In cases where the state could prove severe negligence – like allowing a child to stand on a front seat on a highway, for example – the parent or driver could still only receive a fine, but could then carry a criminal record thereafter.

l Second, in cases in which children who were not strapped in are killed or seriously injured, the actual traffic violation of not buckling a child in would become incidental. Instead, a parent or driver could be charged with one of several criminal charges: “Reckless or Negligent Driving”, “Culpable Homicide” or even – in particularly egregious cases – “Murder”.

In such a matter, prosecutors could argue that a parent’s or a driver’s “negligent behaviour” – with a clear possible consequence – led directly to a child’s death. In Humphreys’s conviction, it was proven that he ignored warning signals, a lowered boom and overtook a row of cars.

Western Cape High Court Judge Robert Henney sentenced Humphreys to serve 30 years in jail. He sentenced him to 12 years for each murder, but ordered that the sentences run concurrently. Humphreys also got six years for each count of attempted murder.

Judge Henney ordered four years of each of these sentences to run concurrently with the murder sentence.

carlisle’s bid for tougher legal action has the support of the City of Cape Town’s JP Smith, Mayoral Committee Member for Safety and Security, who said: “I think the state should be acting in exactly this way, where there is clear evidence of negligence.”

Smith confirmed footage from CCTV cameras around the city was being studied regularly for traffic offences – and that this included incidents in which children were transported without safety belts.

In December, Professor Sebastian van As, the head of the trauma unit at the Red Cross Children’s Hospital and the president of Childsafe SA, said road accidents remained the top non-natural killer of children in SA.

Annually the hospital treated close to 300 children who were involved in motor vehicle accidents as passengers. Nearly 90 percent of those children were not strapped in properly.
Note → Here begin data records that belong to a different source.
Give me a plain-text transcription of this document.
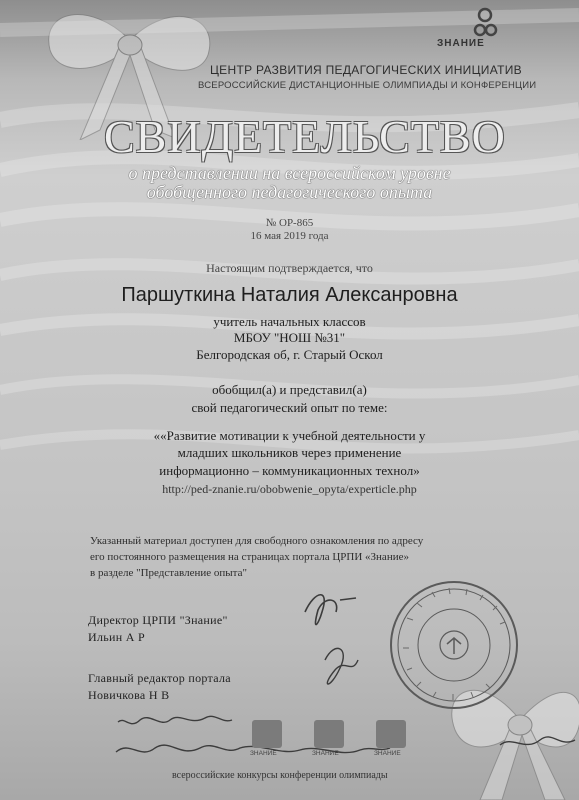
ЗНАНИЕ
ЦЕНТР РАЗВИТИЯ ПЕДАГОГИЧЕСКИХ ИНИЦИАТИВ
ВСЕРОССИЙСКИЕ ДИСТАНЦИОННЫЕ ОЛИМПИАДЫ И КОНФЕРЕНЦИИ
СВИДЕТЕЛЬСТВО
о представлении на всероссийском уровне
обобщенного педагогического опыта
№ ОР-865
16 мая 2019 года
Настоящим подтверждается, что
Паршуткина Наталия Алексанровна
учитель начальных классов
МБОУ "НОШ №31"
Белгородская об, г. Старый Оскол
обобщил(а) и представил(а)
свой педагогический опыт по теме:
««Развитие мотивации к учебной деятельности у
младших школьников через применение
информационно – коммуникационных технол»
http://ped-znanie.ru/obobwenie_opyta/experticle.php
Указанный материал доступен для свободного ознакомления по адресу
его постоянного размещения на страницах портала ЦРПИ «Знание»
в разделе "Представление опыта"
Директор ЦРПИ "Знание"
Ильин А Р
Главный редактор портала
Новичкова Н В
ЗНАНИЕ	ЗНАНИЕ	ЗНАНИЕ
всероссийские конкурсы конференции олимпиады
There were no statistics for child road deaths in the Western Cape, but Van As said about 8 000 children died nationally each year.

Arrive Alive spokesman Ashref Ismail said: “Seatbelts are absolutely vital. Research locally and internationally has proven conclusively that if we can get the seatbelt-wearing rate up from the dismally low 60-65 percent for front seat occupants, and appalling percentage for the rear seats – less than 1 percent – and get it up to 80 percent, front and rear, there is an automatic guaranteed 30 percent reduction in fatalities.”

Carlisle and Health MEC Theuns Botha said in a joint statement: “It is a well-known fact that the chance of survival in a collision increases dramatically for an adult or child using a seat belt or child restraint.

“Seatbelts and child restraints protect against ejection. One study found that 75 percent of all ejected vehicle occupants in a crash die as a result.”